On 11-07-14 7:48 AM, "michael gurstein" <gurstein at gmail.com> wrote:
>Interesting reply Kerry (and it's good to see another Canadian involved in
>these discussions :)
>Couldn't there be alternative processes of allocating the results of any
>collected -- per capita, Internet usage, self-reporting of location on a
>quantitative basis and so on?
>I'm not disagreeing with your concern regarding a digital ID and access to
>that (CIRA's procedures/safeguards might also work here would they not)?
>I'm also wondering whether something akin to Google Analytics which seems
>be able to pinpoint those accessing and downloading from the online
>that I edit to the city level might also not be useable here?

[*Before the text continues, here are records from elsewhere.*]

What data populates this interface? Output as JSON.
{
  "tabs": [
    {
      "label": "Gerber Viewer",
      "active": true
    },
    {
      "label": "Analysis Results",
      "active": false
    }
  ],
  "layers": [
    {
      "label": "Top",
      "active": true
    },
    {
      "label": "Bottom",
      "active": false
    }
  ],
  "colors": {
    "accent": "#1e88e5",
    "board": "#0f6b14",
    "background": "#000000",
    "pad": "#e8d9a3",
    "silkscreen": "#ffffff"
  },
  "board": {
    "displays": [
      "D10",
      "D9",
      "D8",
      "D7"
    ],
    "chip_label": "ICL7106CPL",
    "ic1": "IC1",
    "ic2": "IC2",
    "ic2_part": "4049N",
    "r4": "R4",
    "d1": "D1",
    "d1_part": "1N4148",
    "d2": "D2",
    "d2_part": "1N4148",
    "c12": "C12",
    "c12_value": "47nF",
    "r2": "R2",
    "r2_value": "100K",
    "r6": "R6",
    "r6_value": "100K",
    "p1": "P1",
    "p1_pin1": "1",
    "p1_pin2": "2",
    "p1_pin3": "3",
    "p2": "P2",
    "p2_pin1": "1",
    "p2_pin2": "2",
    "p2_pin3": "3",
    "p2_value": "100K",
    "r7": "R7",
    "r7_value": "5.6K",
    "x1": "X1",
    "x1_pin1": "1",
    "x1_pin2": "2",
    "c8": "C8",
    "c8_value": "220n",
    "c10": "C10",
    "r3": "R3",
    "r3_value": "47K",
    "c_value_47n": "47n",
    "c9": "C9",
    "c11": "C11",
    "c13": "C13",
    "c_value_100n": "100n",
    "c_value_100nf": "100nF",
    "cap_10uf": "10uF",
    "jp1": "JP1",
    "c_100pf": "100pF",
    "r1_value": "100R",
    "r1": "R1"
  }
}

>I guess the question is one of whether you think the issue of
>"identification" at this level makes the process of a global taxation
>for (let's say) virtual goods is impossible in principle or something
>we need to put some very clever minds to figuring out a technical solution
>From: Kerry Brown [mailto:kerry at kdbsystems.com]
>Sent: Thursday, July 14, 2011 7:33 AM
>To: michael gurstein; governance at lists.cpsr.org
>Subject: RE: [governance] FW: TP: city government exercising policy on
>Google Applications / consumer rights / Consumer Protection Act / trial
>> I'm not sure why you think that a mechanism for global governance to
>> allow for some sort of regulation/taxation would necessarily require
>> tracking of Internet users anymore than they are already
>> trackable/traceable for the purposes of e-commerce which is the point
>> of the exercise.
>In order to ensure that all relevant jurisdictions receive their portion
>any tax collected both the seller and the purchaser must be identified.

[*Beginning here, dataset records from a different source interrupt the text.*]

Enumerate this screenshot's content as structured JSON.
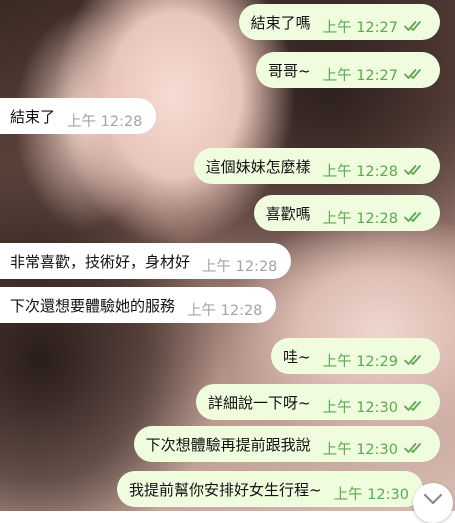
{
  "messages": [
    {
      "dir": "out",
      "text": "結束了嗎",
      "time": "上午 12:27"
    },
    {
      "dir": "out",
      "text": "哥哥~",
      "time": "上午 12:27"
    },
    {
      "dir": "in",
      "text": "結束了",
      "time": "上午 12:28"
    },
    {
      "dir": "out",
      "text": "這個妹妹怎麼樣",
      "time": "上午 12:28"
    },
    {
      "dir": "out",
      "text": "喜歡嗎",
      "time": "上午 12:28"
    },
    {
      "dir": "in",
      "text": "非常喜歡，技術好，身材好",
      "time": "上午 12:28"
    },
    {
      "dir": "in",
      "text": "下次還想要體驗她的服務",
      "time": "上午 12:28"
    },
    {
      "dir": "out",
      "text": "哇~",
      "time": "上午 12:29"
    },
    {
      "dir": "out",
      "text": "詳細說一下呀~",
      "time": "上午 12:30"
    },
    {
      "dir": "out",
      "text": "下次想體驗再提前跟我說",
      "time": "上午 12:30"
    },
    {
      "dir": "out",
      "text": "我提前幫你安排好女生行程~",
      "time": "上午 12:30"
    }
  ],
  "icons": {
    "read_receipt": "double-check-icon",
    "scroll_down": "chevron-down-icon"
  },
  "colors": {
    "outgoing_bubble": "#effdde",
    "incoming_bubble": "#ffffff",
    "outgoing_time": "#5ca853",
    "incoming_time": "#a4a4a4"
  }
}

>physical transaction the goods can be followed and taxes applied. In a
>virtual transaction with no physical goods only the seller and buyer can
>tracked. Without ensuring the identity of the buyer it would be easy for
>buyers to scam the system and avoid paying the tax. I don't think a
>worldwide taxation system could work without some form of irrefutable
>digital ID that is open to inspection by any government. I'm not against a
>digital ID. It would actually help with Internet commerce. I am against
>government having access to how and where these IDs are used without some
>kind of court oversight. Maybe I'm just being paranoid but for me it is
>top of a slippery slope that leads to more government control.